Things haven’t changed much since deTocqueville, 170 years ago, opened Book II of Democracy in America with this:
Chapter I
PHILOSOPHICAL METHOD OF THE AMERICANS
I think that in no country in the civilized world is less attention paid to philosophy than in the United States. The Americans have no philosophical school of their own, and they care but little for all the schools into which Europe is divided, the very names of which are scarcely known to them. |
A few chapters later, “The Americans show a less decided taste for general ideas than the French. This is especially true in politics.”
DeTocquville attributes this disdain for abstract ideas to democracy, equality, and individualism. In an egalitarian society, where nobody is better than anyone else, each person relies on himself and winds up being able to manage very well, thank you. So if a person’s ideas are sufficient for his own life, what need does he have of other ideas?
As they perceive that they succeed in resolving without assistance all the little difficulties which their practical life presents, they readily conclude that everything in the world may be explained, and that nothing in it transcends the limits of their understanding.This orientation also leads to a focus on the concrete and a vague suspicion of abstractions, especially those that have no practical application
They like to discern the object which engages their attention with extreme clearness . . . . This disposition of mind soon leads them to condemn forms, which they regard as useless and inconvenient veils placed between them and the truth.But the French are more concerned with ideas and the logical connections among those ideas. Americans might reject a line of thought because it leads to nothing useful. The French might reject it if it is pas logique. Americans, on the other hand, are much more concerned with concrete facts.
Adam Gopnik, a journalist who lived in Paris for a while, describes his difficulties in France when he had to “fact check” an article. Fact-checking is standard procedure in American magazines: you call people mentioned in the article to make sure that the facts – dates, quotations, etc. – are correct. The French had never heard of such a thing (“What do you mean, une fact checker?”) and were suspicious when Gopnik explained.
Dubious look; there is More Here Than Meets the Eye. . . .There is a certainty in France that what assumes the guise of transparent positivism, “fact checking,” is in fact a complicated plot of one kind or another, a way of enforcing ideological coherence. That there might really be facts worth checking is an obvious and annoying absurdity; it would be naive to think otherwise. I was baffled and exasperated by this until it occurred to me that you would get exactly the same incomprehension and suspicion if you told American intellectuals and politicians, post-interview, . . . . “In a couple of weeks a theory checker will be in touch with you.” Alarmed, suspicious: “A what?” “You know, a theory checker. Just someone to make sure that all your premises agreed with your conclusions, that there aren’t any obvious errors of logic in your argument, that all your allusions flow together in a coherent stream—that kind of thing.” . . . A theory checker?

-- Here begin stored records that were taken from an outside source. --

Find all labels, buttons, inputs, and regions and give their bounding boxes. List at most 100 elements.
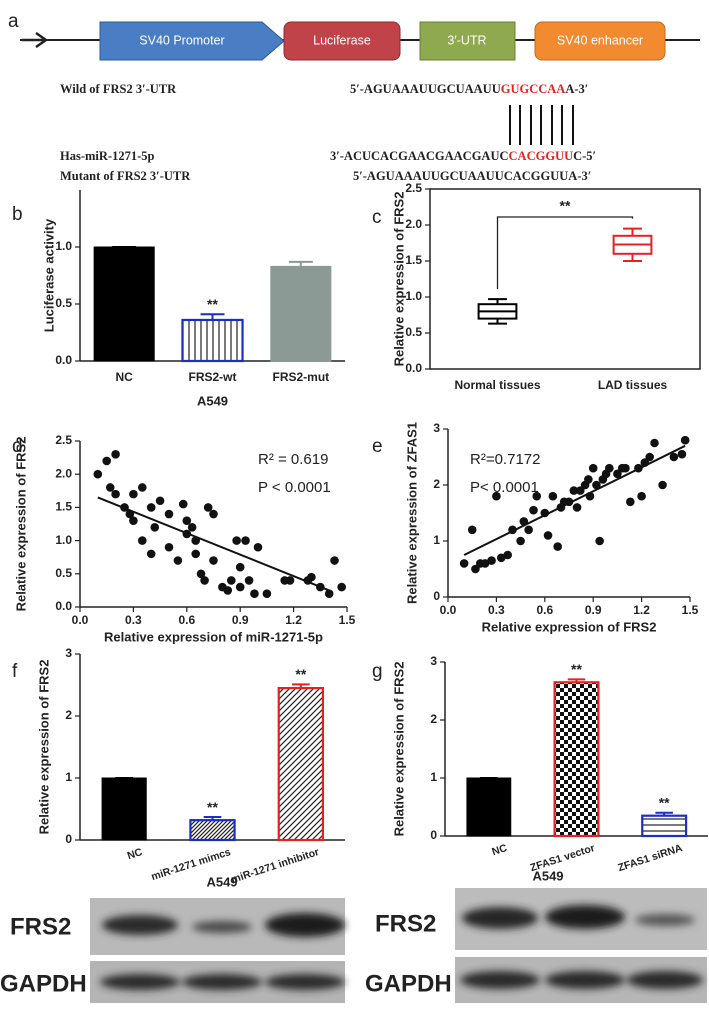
y-tick-label: 3 [430, 654, 437, 668]
data-point [241, 536, 250, 545]
plot-frame [429, 188, 701, 370]
significance-label: ** [659, 795, 670, 811]
error-bar [200, 313, 225, 320]
x-tick-label: LAD tissues [598, 378, 668, 392]
data-point [613, 469, 622, 479]
y-axis-label: Relative expression of FRS2 [36, 660, 51, 835]
y-tick-label: 0 [433, 589, 440, 603]
element-label: 3′-UTR [447, 33, 486, 47]
y-tick-label: 0 [65, 832, 72, 846]
y-tick-label: 2.5 [405, 181, 422, 195]
significance-label: ** [207, 296, 218, 312]
panel-letter: a [8, 11, 19, 32]
significance-label: ** [571, 661, 582, 677]
data-point [492, 491, 501, 501]
y-tick-label: 2.0 [405, 217, 422, 231]
x-axis-label: Relative expression of FRS2 [482, 619, 657, 634]
x-tick-label: NC [490, 842, 509, 858]
error-bar [203, 816, 222, 821]
y-tick-label: 2 [430, 712, 437, 726]
bar [277, 686, 325, 842]
x-tick-label: 0.6 [178, 613, 195, 627]
y-tick-label: 0.0 [405, 361, 422, 375]
data-point [253, 542, 263, 552]
y-tick-label: 2.5 [55, 433, 72, 447]
y-tick-label: 2.0 [55, 466, 72, 480]
error-bar [288, 260, 313, 267]
significance-bracket [496, 216, 634, 290]
box-whisker-high [623, 227, 642, 236]
seed-region: CACGGUU [509, 149, 574, 163]
data-point [111, 449, 120, 459]
element-label: SV40 Promoter [139, 33, 224, 47]
data-point [650, 438, 659, 448]
sequence-label: Wild of FRS2 3′-UTR [60, 82, 177, 96]
stat-annotation: P< 0.0001 [470, 479, 539, 496]
x-tick-label: ZFAS1 siRNA [616, 842, 684, 874]
x-tick-label: 0.3 [125, 613, 142, 627]
base-pairing [509, 105, 574, 145]
blot-bands [100, 913, 345, 990]
y-axis-label: Relative expression of FRS2 [13, 437, 28, 612]
y-tick-label: 1.5 [405, 253, 422, 267]
x-axis-label: A549 [197, 393, 228, 408]
y-tick-label: 1.0 [405, 289, 422, 303]
data-point [155, 496, 165, 506]
chart-panel: b Luciferase activity 0.0 0.5 1.0 A549 NC ** FRS… [12, 190, 345, 408]
promoter-box [99, 21, 285, 61]
data-point [196, 569, 206, 579]
x-tick-label: 0.9 [232, 613, 249, 627]
data-point [529, 505, 538, 515]
y-tick-label: 0.0 [55, 599, 72, 613]
data-point [324, 589, 334, 599]
bar [641, 814, 688, 838]
x-axis-label: Relative expression of miR-1271-5p [104, 629, 323, 644]
panel-letter: b [12, 204, 23, 225]
y-tick-label: 0.5 [55, 566, 72, 580]
x-tick-label: 1.5 [339, 613, 356, 627]
box-whisker-low [623, 253, 642, 262]
stat-annotation: R² = 0.619 [258, 451, 328, 468]
blot-title: A549 [206, 874, 237, 889]
data-point [146, 549, 156, 559]
data-point [572, 503, 582, 512]
bar [181, 318, 244, 363]
blot-label: FRS2 [375, 910, 436, 937]
x-tick-label: FRS2-mut [272, 370, 329, 384]
x-tick-label: 1.5 [682, 603, 699, 617]
y-tick-label: 1.5 [55, 500, 72, 514]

What an absurd waste of time, since it’s apparent (to us Americans) that people don’t speak in theories, that the theories they employ change, flexibly, and of necessity, from moment to moment in conversation, that the notion of limiting conversation to a rigid rule of theoretical constancy is an absurd denial of what conversation is. (pp. 95-96) |
Well, replace fact (and factual) for theory in that last sentence, and you have the common French view of fact checking.
Apparently President Sarkozy has his work cut out for him.